Gionata D'Alessi, dal mondo al ritorno a Bibbona. “Il segreto della mia cucina? La semplicità”

C’è un ragazzo di vent’anni che un giorno saluta tutti e promette che tornerà. In valigia i ricordi di un’infanzia contadina, dei pranzi di famiglia fatti di risate e sughi nel tegame da leccarsi le dita. I sogni ripiegati insieme alle camicie quelle buone e un saluto al mare e a quel vento salato che è la sua vita.

Gionata ha una passione che gli brucia nello stomaco. Prima o poi ce la farà.

Da Bibbona a Londra, da Londra al Sud della Francia e poi di nuovo il mare . “Sì, a un certo punto mi sono imbarcato sullo yacht di Fini, l’imprenditore modenese. Su quei trenta metri, in mezzo a uomini e donne famose, gente di sport e artisti, io mi occupavo di tutto. Ma sbattevo parecchio ma ero felice, perchè tra quel tutto  c’era la cucina, ed è lì che io sognavo di lavorare…”.

E da quello yacht in poi il ragazzo corre sulla strada che ha saputo disegnarsi con dedizione e coraggio.

La prima gli ha insegnato l’arte dell’umiltà, quella di cercarsi dei maestri, la seconda la voglia di tornare a casa, disfare quella la valigia e mettere a disposizione della sua terra ciò che ha imparato lungo il cammino e tra le onde. Anche per questo Gionata D’Alessi, 45 anni, sguardo svelto, fisico agile e parole misurate, mette subito le cose in chiaro.

Non chiamarmi chef, io sono un cuoco. Sai come diceva Luciano (Luciano Zazzeri, l’uomo che ha creato un ristorante mitico come La Pineta a Marina di Bibbona, scomparso nel 2019, ndr.): Gionata, qui ci sono troppi chef e pochi cuochi in giro”.

Eppure il cuoco partito dalla costa degli Etruschi per girare un po’ di mondo e  tornare nel borgo di Bibbona e aprire “Io Cucino”,  di ragioni per tirarsela almeno un po’ ne avrebbe parecchie.

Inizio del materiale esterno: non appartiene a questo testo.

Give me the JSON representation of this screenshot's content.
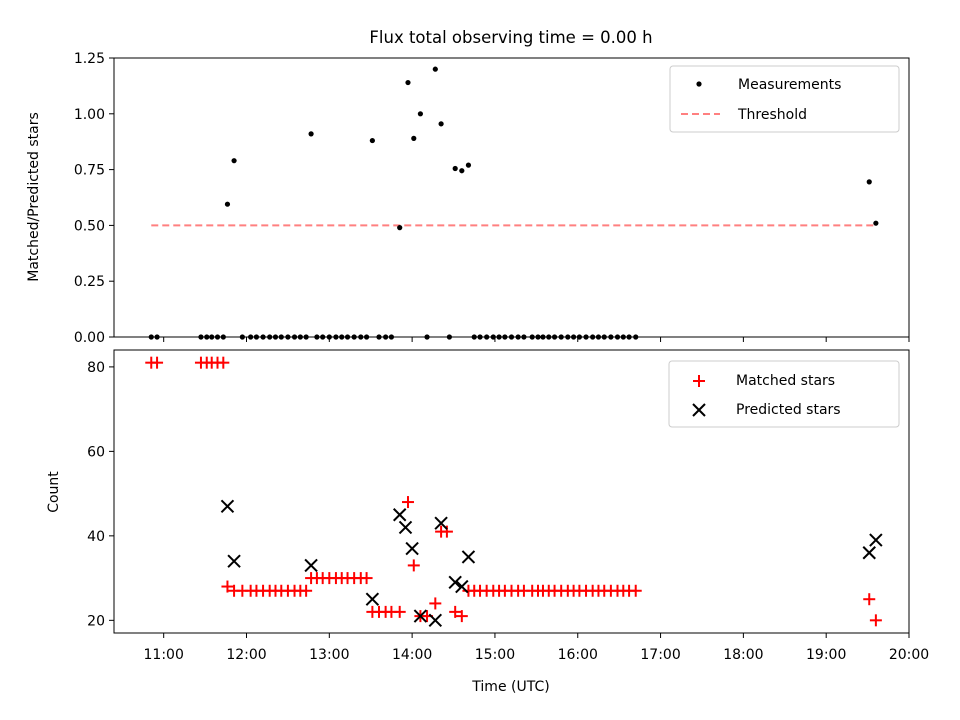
{
  "chart_data": [
    {
      "type": "scatter",
      "title": "Flux total observing time = 0.00 h",
      "xlabel": "",
      "ylabel": "Matched/Predicted stars",
      "xlim": [
        10.4,
        20.0
      ],
      "ylim": [
        0,
        1.25
      ],
      "yticks": [
        "0.00",
        "0.25",
        "0.50",
        "0.75",
        "1.00",
        "1.25"
      ],
      "legend": {
        "position": "top-right",
        "entries": [
          "Measurements",
          "Threshold"
        ]
      },
      "series": [
        {
          "name": "Measurements",
          "marker": "dot",
          "color": "#000000",
          "points": [
            [
              10.85,
              0
            ],
            [
              10.92,
              0
            ],
            [
              11.45,
              0
            ],
            [
              11.52,
              0
            ],
            [
              11.58,
              0
            ],
            [
              11.65,
              0
            ],
            [
              11.72,
              0
            ],
            [
              11.77,
              0.595
            ],
            [
              11.85,
              0.79
            ],
            [
              11.95,
              0
            ],
            [
              12.05,
              0
            ],
            [
              12.12,
              0
            ],
            [
              12.2,
              0
            ],
            [
              12.28,
              0
            ],
            [
              12.35,
              0
            ],
            [
              12.42,
              0
            ],
            [
              12.5,
              0
            ],
            [
              12.58,
              0
            ],
            [
              12.65,
              0
            ],
            [
              12.72,
              0
            ],
            [
              12.78,
              0.91
            ],
            [
              12.85,
              0
            ],
            [
              12.92,
              0
            ],
            [
              13.0,
              0
            ],
            [
              13.08,
              0
            ],
            [
              13.15,
              0
            ],
            [
              13.22,
              0
            ],
            [
              13.3,
              0
            ],
            [
              13.38,
              0
            ],
            [
              13.45,
              0
            ],
            [
              13.52,
              0.88
            ],
            [
              13.6,
              0
            ],
            [
              13.68,
              0
            ],
            [
              13.75,
              0
            ],
            [
              13.85,
              0.49
            ],
            [
              13.95,
              1.14
            ],
            [
              14.02,
              0.89
            ],
            [
              14.1,
              1.0
            ],
            [
              14.18,
              0
            ],
            [
              14.28,
              1.2
            ],
            [
              14.35,
              0.955
            ],
            [
              14.45,
              0
            ],
            [
              14.52,
              0.755
            ],
            [
              14.6,
              0.745
            ],
            [
              14.68,
              0.77
            ],
            [
              14.75,
              0
            ],
            [
              14.82,
              0
            ],
            [
              14.9,
              0
            ],
            [
              14.98,
              0
            ],
            [
              15.05,
              0
            ],
            [
              15.12,
              0
            ],
            [
              15.2,
              0
            ],
            [
              15.28,
              0
            ],
            [
              15.35,
              0
            ],
            [
              15.45,
              0
            ],
            [
              15.52,
              0
            ],
            [
              15.58,
              0
            ],
            [
              15.65,
              0
            ],
            [
              15.72,
              0
            ],
            [
              15.8,
              0
            ],
            [
              15.88,
              0
            ],
            [
              15.95,
              0
            ],
            [
              16.02,
              0
            ],
            [
              16.1,
              0
            ],
            [
              16.18,
              0
            ],
            [
              16.25,
              0
            ],
            [
              16.32,
              0
            ],
            [
              16.4,
              0
            ],
            [
              16.48,
              0
            ],
            [
              16.55,
              0
            ],
            [
              16.62,
              0
            ],
            [
              16.7,
              0
            ],
            [
              19.52,
              0.695
            ],
            [
              19.6,
              0.51
            ]
          ]
        },
        {
          "name": "Threshold",
          "style": "dashed",
          "color": "#ff8080",
          "x": [
            10.85,
            19.6
          ],
          "y": [
            0.5,
            0.5
          ]
        }
      ]
    },
    {
      "type": "scatter",
      "xlabel": "Time (UTC)",
      "ylabel": "Count",
      "xlim": [
        10.4,
        20.0
      ],
      "ylim": [
        17,
        84
      ],
      "xticks": [
        "11:00",
        "12:00",
        "13:00",
        "14:00",
        "15:00",
        "16:00",
        "17:00",
        "18:00",
        "19:00",
        "20:00"
      ],
      "yticks": [
        "20",
        "40",
        "60",
        "80"
      ],
      "legend": {
        "position": "top-right",
        "entries": [
          "Matched stars",
          "Predicted stars"
        ]
      },
      "series": [
        {
          "name": "Matched stars",
          "marker": "plus",
          "color": "#ff0000",
          "points": [
            [
              10.85,
              81
            ],
            [
              10.92,
              81
            ],
            [
              11.45,
              81
            ],
            [
              11.52,
              81
            ],
            [
              11.58,
              81
            ],
            [
              11.65,
              81
            ],
            [
              11.72,
              81
            ],
            [
              11.77,
              28
            ],
            [
              11.85,
              27
            ],
            [
              11.95,
              27
            ],
            [
              12.05,
              27
            ],
            [
              12.12,
              27
            ],
            [
              12.2,
              27
            ],
            [
              12.28,
              27
            ],
            [
              12.35,
              27
            ],
            [
              12.42,
              27
            ],
            [
              12.5,
              27
            ],
            [
              12.58,
              27
            ],
            [
              12.65,
              27
            ],
            [
              12.72,
              27
            ],
            [
              12.78,
              30
            ],
            [
              12.85,
              30
            ],
            [
              12.92,
              30
            ],
            [
              13.0,
              30
            ],
            [
              13.08,
              30
            ],
            [
              13.15,
              30
            ],
            [
              13.22,
              30
            ],
            [
              13.3,
              30
            ],
            [
              13.38,
              30
            ],
            [
              13.45,
              30
            ],
            [
              13.52,
              22
            ],
            [
              13.6,
              22
            ],
            [
              13.68,
              22
            ],
            [
              13.75,
              22
            ],
            [
              13.85,
              22
            ],
            [
              13.95,
              48
            ],
            [
              14.02,
              33
            ],
            [
              14.1,
              21
            ],
            [
              14.18,
              21
            ],
            [
              14.28,
              24
            ],
            [
              14.35,
              41
            ],
            [
              14.42,
              41
            ],
            [
              14.52,
              22
            ],
            [
              14.6,
              21
            ],
            [
              14.68,
              27
            ],
            [
              14.75,
              27
            ],
            [
              14.82,
              27
            ],
            [
              14.9,
              27
            ],
            [
              14.98,
              27
            ],
            [
              15.05,
              27
            ],
            [
              15.12,
              27
            ],
            [
              15.2,
              27
            ],
            [
              15.28,
              27
            ],
            [
              15.35,
              27
            ],
            [
              15.45,
              27
            ],
            [
              15.52,
              27
            ],
            [
              15.58,
              27
            ],
            [
              15.65,
              27
            ],
            [
              15.72,
              27
            ],
            [
              15.8,
              27
            ],
            [
              15.88,
              27
            ],
            [
              15.95,
              27
            ],
            [
              16.02,
              27
            ],
            [
              16.1,
              27
            ],
            [
              16.18,
              27
            ],
            [
              16.25,
              27
            ],
            [
              16.32,
              27
            ],
            [
              16.4,
              27
            ],
            [
              16.48,
              27
            ],
            [
              16.55,
              27
            ],
            [
              16.62,
              27
            ],
            [
              16.7,
              27
            ],
            [
              19.52,
              25
            ],
            [
              19.6,
              20
            ]
          ]
        },
        {
          "name": "Predicted stars",
          "marker": "x",
          "color": "#000000",
          "points": [
            [
              11.77,
              47
            ],
            [
              11.85,
              34
            ],
            [
              12.78,
              33
            ],
            [
              13.52,
              25
            ],
            [
              13.85,
              45
            ],
            [
              13.92,
              42
            ],
            [
              14.0,
              37
            ],
            [
              14.1,
              21
            ],
            [
              14.28,
              20
            ],
            [
              14.35,
              43
            ],
            [
              14.52,
              29
            ],
            [
              14.6,
              28
            ],
            [
              14.68,
              35
            ],
            [
              19.52,
              36
            ],
            [
              19.6,
              39
            ]
          ]
        }
      ]
    }
  ]
}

Un ristorante che ormai è un piccolo culto, consulenze per imprenditori della ristorazione (a Firenze con Caffè Italiano l’ultima avventura), maestri/amici come Fulvio Pierangelini, l’uomo che ha inventato la passatina di ceci con i gamberi. “Una creazione tanto semplice quanto geniale. Soprattutto perché parliamo di vent’anni fa. Lui mi ha insegnato tanto e mi rendo conto che avere la possibilità di confrontarmi con Fulvio sia una grande fortuna”.

Va detto che Gionata era tornato dalle sue parti ricominciando da Bolgheri, concorrenza più fitta ma turismo decisamente più vivo. “Gli anni della Magona mi hanno insegnato moltissimo. A ragionare come imprenditore, tanto per cominciare. E a capire fino in fondo quale fosse la cucina che volevo fare. E che qui a Bibbona sto cercando di portare avanti. Con molta soddisfazione, devo ammetterlo”.

La mia forza e il mio limite si chiama semplicità

Poi il salto. “Tornare a Bibbona era un po’ come seguire un richiamo. Ero già tornato a vivere nel borgo con mia moglie Chiara. Una scelta fatta seguendo il desiderio di qualità della vita, per noi e per i bambini. Qui c’era bisogno di un segnale per far crescere un borgo bellissimo ma spesso ignorato dal turismo. Io volevo dare una mano e l’ho fatto, ora le cose stanno migliorando, anche grazie all’impegno dell’amministrazione comunale, che negli ultimi anni si è data da fare>. Beh, la soddisfazione di tornare a casa con un bel po’ di esperienza e tante idee è cosa preziosa. Ma è inevitabile chiedere a Gionata quale sia il segreto della sua cucina.

Un sorriso leggero gli si disegna sul viso. “Non è un segreto. E’ la mia forza e forse il mio limite: si chiama semplicità”.

Già, come sempre sono i piccoli dettagli a colpire nel segno.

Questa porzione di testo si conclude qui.